How Terrace Martin Expanded His Reach in Preparation for a New Release

an image of musician Terrace Martin against a Magent background
Timothy "timmhotep" Cornwall / March 11, 2021

The prolific L.A. musician and his team are using Discovery Mode to raise his profile and gain new fans in the build-up to a new single.

If you know, you know. That is to say, if you’re a fan of the cross-pollinating genres of hip-hop, R&B, and jazz, then it’s likely you’re a fan of Terrace Martin’s music and his myriad collaborations with other artists. But even if you don’t instantly recognize his name, you definitely know his sound.

A Los Angeles native, Martin is a thrice Grammy-nominated producer, composer, songwriter, and multi-instrumentalist who has lent his talents to some of those genres’ biggest and brightest stars including, but not limited to, Kendrick Lamar, Kamasi Washington, Ty Dolla $ign, YG, Robert Glasper, Snoop Dogg, and Leon Bridges. As an artist in his own right, Martin has consistently released critically-acclaimed and genre-blurring solo and collaborative projects through his Sounds of Crenshaw label. Dinner Party, the self-titled EP from his supergroup with friends Washington, Glasper, and producer 9th Wonder, has yielded his most streamed song to date, “Freeze Tag (feat. Phoelix),” a soulful meditation on racial profiling and social injustice. “I’m trying to reach the music fan that understands the world needs more love and compassion, Martin explains. “Music is a tool to bring that into reality.”

The word “prolific” is often used to describe high-output artists but few of his contemporaries live up to the adjective quite like Martin does. In 2020 alone he released an EP or a live or studio album for almost every month in the calendar year including Terrace Martin’s Gray Area Live at the JammJam (Jan.), Sinthesize (Feb.), Soul Juice (March), Conscious Conversations (April); Impedance (May); his collaborative EP with Chicago rapper Ric Wilson, They Call Me Disco (May); Dinner Party’s self-titled project (July), Dinner Party: Dessert (Oct.), a reworking and revisitation of the supergroup’s earlier project; and finally, Village Days (Dec.).

Martin’s work ethic, coupled with his boundless creativity and versatility, makes for an artist whose catalog is not only deep but wide too. “When he’s creating he’s not really concerned with, ‘Does this fit within the trajectory of what my marketing team has envisioned for me?,’ so sometimes we end up with releases that are just an eight-song instrumental synth project,” says Spencer Smith, part of his management team at Crush Music. “For anybody else [another artist] who is strictly concerned with building their profile and the biggest career possible that [type of release] may not be ideal but for Terrace, it’s a natural part of his story.”

Terrace Martin in the studio

Terrace Martin in the studio

Highly productive and ubiquitous via his collabs and production work, the challenge for Martin and his team at Crush Music and EMPIRE, his distributor, was parlaying that ubiquity into name recognition while turning casual listeners into highly-engaged Terrace Martin fans.

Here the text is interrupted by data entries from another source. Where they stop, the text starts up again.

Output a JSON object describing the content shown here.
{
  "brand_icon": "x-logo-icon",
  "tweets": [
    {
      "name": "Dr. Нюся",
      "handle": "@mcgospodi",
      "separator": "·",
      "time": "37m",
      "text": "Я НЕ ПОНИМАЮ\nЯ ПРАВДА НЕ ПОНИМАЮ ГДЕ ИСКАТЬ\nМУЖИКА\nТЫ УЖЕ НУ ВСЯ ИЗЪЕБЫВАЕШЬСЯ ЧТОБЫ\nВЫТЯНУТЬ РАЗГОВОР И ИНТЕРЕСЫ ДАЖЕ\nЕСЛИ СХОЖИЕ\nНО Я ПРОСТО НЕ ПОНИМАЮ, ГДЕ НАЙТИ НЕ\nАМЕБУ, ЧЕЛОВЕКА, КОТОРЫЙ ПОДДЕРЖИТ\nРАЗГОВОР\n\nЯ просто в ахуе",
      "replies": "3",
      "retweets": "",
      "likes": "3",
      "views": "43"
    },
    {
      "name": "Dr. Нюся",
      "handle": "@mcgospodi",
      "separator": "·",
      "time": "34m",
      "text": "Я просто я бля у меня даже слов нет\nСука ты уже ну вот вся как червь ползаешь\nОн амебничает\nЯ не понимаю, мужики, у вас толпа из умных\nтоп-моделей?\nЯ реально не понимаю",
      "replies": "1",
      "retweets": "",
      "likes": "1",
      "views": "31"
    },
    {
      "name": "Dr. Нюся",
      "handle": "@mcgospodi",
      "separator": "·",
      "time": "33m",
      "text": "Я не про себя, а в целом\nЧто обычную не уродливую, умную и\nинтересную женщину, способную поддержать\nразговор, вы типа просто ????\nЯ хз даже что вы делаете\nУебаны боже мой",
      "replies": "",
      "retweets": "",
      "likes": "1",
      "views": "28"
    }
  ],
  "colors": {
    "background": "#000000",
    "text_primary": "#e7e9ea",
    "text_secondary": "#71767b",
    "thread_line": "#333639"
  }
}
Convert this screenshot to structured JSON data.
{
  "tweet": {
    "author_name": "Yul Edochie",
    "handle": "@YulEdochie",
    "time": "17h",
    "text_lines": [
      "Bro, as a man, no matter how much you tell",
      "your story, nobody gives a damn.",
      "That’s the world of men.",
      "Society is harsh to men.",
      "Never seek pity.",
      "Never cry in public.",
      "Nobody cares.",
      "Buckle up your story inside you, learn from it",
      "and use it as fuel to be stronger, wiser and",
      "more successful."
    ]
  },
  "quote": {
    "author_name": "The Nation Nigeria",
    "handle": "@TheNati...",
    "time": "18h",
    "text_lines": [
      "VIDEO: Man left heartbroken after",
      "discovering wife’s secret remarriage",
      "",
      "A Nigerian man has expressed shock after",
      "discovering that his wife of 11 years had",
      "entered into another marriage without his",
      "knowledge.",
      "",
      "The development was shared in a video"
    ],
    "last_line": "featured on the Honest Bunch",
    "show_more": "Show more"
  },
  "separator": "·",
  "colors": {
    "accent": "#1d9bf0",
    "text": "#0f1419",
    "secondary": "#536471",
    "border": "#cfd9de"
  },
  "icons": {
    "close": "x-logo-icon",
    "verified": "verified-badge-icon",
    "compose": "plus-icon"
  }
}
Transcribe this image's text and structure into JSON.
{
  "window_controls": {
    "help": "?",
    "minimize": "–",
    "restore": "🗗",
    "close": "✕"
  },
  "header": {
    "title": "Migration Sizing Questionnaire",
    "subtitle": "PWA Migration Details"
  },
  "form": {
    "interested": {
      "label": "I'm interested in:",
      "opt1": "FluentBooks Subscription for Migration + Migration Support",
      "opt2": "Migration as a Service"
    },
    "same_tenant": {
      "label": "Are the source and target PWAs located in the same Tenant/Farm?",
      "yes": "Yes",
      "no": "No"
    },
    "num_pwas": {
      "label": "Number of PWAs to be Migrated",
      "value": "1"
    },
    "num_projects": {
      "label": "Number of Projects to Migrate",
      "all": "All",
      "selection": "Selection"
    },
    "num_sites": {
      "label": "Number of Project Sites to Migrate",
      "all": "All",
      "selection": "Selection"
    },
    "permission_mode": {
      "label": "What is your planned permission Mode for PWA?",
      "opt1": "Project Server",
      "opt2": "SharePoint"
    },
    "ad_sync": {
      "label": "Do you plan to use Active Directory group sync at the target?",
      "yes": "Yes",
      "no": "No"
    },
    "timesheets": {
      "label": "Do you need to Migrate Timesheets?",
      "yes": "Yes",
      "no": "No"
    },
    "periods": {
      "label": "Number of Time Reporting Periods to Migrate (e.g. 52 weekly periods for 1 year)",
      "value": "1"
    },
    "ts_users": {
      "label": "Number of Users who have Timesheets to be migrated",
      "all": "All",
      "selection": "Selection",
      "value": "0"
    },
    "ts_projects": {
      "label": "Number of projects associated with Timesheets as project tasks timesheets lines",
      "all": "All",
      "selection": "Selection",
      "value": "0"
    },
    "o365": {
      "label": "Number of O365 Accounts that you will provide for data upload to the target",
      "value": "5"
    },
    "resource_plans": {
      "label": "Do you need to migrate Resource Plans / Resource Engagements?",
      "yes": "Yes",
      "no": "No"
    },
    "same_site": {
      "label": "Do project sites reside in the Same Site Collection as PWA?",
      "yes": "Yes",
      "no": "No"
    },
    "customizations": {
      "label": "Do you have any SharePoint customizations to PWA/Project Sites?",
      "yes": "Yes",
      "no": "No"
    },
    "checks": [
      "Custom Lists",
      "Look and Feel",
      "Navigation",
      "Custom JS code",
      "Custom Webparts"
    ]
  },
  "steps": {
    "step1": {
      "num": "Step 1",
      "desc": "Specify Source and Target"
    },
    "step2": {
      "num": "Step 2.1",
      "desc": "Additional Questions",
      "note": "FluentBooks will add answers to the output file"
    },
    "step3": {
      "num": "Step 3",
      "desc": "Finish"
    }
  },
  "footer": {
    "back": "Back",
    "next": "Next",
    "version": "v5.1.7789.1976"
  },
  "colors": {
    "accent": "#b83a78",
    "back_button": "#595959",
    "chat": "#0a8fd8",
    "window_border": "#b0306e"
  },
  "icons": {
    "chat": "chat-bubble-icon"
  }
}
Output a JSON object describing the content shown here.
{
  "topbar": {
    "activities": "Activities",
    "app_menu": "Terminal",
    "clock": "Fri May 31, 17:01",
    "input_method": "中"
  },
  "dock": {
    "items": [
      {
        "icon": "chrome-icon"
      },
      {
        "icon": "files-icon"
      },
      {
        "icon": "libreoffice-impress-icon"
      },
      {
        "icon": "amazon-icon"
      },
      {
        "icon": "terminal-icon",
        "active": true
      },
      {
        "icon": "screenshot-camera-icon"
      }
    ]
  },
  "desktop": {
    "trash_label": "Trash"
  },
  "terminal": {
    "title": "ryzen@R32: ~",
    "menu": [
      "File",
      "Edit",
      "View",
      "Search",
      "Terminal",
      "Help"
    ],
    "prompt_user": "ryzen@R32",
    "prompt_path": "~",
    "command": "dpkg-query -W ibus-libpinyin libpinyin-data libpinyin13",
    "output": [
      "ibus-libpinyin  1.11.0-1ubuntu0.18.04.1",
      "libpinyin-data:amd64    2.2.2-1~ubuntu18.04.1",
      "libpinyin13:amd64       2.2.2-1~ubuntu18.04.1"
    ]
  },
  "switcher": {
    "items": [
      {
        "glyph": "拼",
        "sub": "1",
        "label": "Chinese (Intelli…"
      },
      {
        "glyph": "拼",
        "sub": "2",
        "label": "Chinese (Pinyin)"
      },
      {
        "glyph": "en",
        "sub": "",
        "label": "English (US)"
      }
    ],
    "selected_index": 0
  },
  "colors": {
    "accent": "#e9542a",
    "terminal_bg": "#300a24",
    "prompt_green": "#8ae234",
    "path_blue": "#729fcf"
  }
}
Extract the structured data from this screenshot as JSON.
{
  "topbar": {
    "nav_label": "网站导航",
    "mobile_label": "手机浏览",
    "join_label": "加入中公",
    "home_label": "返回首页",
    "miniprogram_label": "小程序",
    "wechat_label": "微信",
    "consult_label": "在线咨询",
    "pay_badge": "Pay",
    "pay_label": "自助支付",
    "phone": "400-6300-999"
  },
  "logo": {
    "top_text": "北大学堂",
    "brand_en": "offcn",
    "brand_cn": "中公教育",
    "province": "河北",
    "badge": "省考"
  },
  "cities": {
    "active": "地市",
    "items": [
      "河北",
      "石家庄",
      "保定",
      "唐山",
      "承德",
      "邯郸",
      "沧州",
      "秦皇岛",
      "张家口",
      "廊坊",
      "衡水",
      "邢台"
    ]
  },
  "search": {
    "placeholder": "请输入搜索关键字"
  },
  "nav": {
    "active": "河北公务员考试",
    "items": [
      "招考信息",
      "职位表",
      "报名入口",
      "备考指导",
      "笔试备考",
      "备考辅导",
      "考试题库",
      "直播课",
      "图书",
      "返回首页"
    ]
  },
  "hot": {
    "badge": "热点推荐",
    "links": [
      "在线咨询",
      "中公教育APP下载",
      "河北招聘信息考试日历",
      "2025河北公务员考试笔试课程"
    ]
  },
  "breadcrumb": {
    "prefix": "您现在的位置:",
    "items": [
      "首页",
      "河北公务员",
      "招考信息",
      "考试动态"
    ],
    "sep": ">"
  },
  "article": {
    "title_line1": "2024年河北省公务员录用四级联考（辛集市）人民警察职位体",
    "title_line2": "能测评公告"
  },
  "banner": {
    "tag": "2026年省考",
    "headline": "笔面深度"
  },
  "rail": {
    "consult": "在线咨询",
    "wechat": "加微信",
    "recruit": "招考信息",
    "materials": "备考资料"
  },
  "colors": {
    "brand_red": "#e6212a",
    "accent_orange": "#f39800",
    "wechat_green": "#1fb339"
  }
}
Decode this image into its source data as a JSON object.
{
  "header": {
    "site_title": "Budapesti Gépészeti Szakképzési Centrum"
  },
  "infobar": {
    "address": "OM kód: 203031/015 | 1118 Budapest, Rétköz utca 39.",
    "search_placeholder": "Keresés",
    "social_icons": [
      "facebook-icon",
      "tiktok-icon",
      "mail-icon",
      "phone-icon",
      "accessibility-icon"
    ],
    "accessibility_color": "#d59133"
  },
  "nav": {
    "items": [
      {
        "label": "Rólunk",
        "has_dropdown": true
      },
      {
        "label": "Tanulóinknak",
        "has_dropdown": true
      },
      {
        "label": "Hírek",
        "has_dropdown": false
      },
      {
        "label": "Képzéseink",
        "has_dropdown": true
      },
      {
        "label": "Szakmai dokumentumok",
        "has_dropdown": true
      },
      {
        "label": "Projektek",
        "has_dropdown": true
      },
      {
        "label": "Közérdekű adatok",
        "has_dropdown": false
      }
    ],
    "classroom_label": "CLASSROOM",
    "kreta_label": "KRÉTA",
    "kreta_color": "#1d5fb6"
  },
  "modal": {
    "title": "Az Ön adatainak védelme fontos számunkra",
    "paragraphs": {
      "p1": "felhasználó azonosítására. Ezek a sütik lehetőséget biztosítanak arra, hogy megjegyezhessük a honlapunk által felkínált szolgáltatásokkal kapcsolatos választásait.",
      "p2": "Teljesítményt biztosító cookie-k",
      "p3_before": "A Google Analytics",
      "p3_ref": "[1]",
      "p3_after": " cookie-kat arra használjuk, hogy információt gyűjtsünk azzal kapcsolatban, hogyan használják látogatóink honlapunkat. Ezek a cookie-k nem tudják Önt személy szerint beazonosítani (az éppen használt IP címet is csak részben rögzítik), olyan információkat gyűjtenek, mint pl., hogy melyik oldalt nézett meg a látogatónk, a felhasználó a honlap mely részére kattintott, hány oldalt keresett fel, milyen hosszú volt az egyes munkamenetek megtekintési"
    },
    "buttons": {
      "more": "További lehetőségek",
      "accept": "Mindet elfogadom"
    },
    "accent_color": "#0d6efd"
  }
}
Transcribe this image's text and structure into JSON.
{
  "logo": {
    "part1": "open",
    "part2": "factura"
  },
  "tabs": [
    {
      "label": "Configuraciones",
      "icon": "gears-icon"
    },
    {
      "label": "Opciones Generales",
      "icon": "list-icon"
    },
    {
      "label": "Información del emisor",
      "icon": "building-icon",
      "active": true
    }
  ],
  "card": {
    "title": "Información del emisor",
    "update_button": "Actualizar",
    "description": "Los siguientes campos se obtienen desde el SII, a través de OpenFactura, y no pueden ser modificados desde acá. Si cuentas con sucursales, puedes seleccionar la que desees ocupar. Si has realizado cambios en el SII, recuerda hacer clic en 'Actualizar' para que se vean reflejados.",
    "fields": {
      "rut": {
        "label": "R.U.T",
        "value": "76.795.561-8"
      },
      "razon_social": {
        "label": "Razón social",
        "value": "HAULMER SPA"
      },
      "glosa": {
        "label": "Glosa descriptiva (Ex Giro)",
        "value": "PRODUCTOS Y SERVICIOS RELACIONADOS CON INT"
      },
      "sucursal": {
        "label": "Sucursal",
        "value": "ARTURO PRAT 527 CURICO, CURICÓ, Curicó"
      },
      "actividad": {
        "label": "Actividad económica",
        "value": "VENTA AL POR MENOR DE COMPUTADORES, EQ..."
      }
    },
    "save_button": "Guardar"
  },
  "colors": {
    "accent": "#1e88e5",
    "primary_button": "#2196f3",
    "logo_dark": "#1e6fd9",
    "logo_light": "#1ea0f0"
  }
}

Martin’s sound had already been proven to resonate with listeners — the A-list artists he’s worked with and the successful projects he had contributed to were evidence of that — but to take him further, his team needed to expose his music to more listeners. Enter Discovery Mode, the Spotify for Artists tool (still in early testing) that helps artists amplify the reach of their music with listeners who have shown interest in similar music and genres.

In October of last year, Martin released a new single, “People Get Ready,” from Hollywood Records’ I Can't Breathe / Music for the Movement EP. Featuring Glasper and vocalist Alex Isley, the song is a timely remake of The Impressions’ 1965 civil rights anthem inspired by the mass movement for social justice in 2020. The track was the kind of socially conscious, genre-fusing music Martin is known for, so his team used its release as an opportunity to invite more listeners into his extensive catalog using Discovery Mode.

Strategically aligning the use of the tool with the Oct. 16 release of “People Get Ready,” Martin’s team opted some of the older songs in his catalog into Discovery Mode to test its efficacy. Since then, Martin and his team have seen a whopping 36.8% gain in reach (exposure to new listeners) on Spotify as a result of Discovery Mode serving up his tracks to listeners based on their taste, in Discovery Mode contexts. "Anything that gets the music in the ears of [almost] 40% more people is valuable,” says Smith. “Leading with the music and letting that do all the talking feels the most authentic and natural. Especially for an artist as original and diverse as Terrace, the music will always be our best marketing tool."

The influx of new listeners sets the stage for the release of Drones later this year, an upcoming album from Martin that Crush Music, CMO and Head of Digital Strategy, Daniel Kruchkow describes as his “masterpiece.” “We’re gonna lead into that [project] now that we have all this momentum, says Kruchkow. “With the Discovery Mode success, it has definitely helped with our goals of growing his presence on Spotify.” As he continues to crank high-quality music and use Discovery Mode to attract listeners Terrace Martin’s name will no doubt be as familiar as his sound.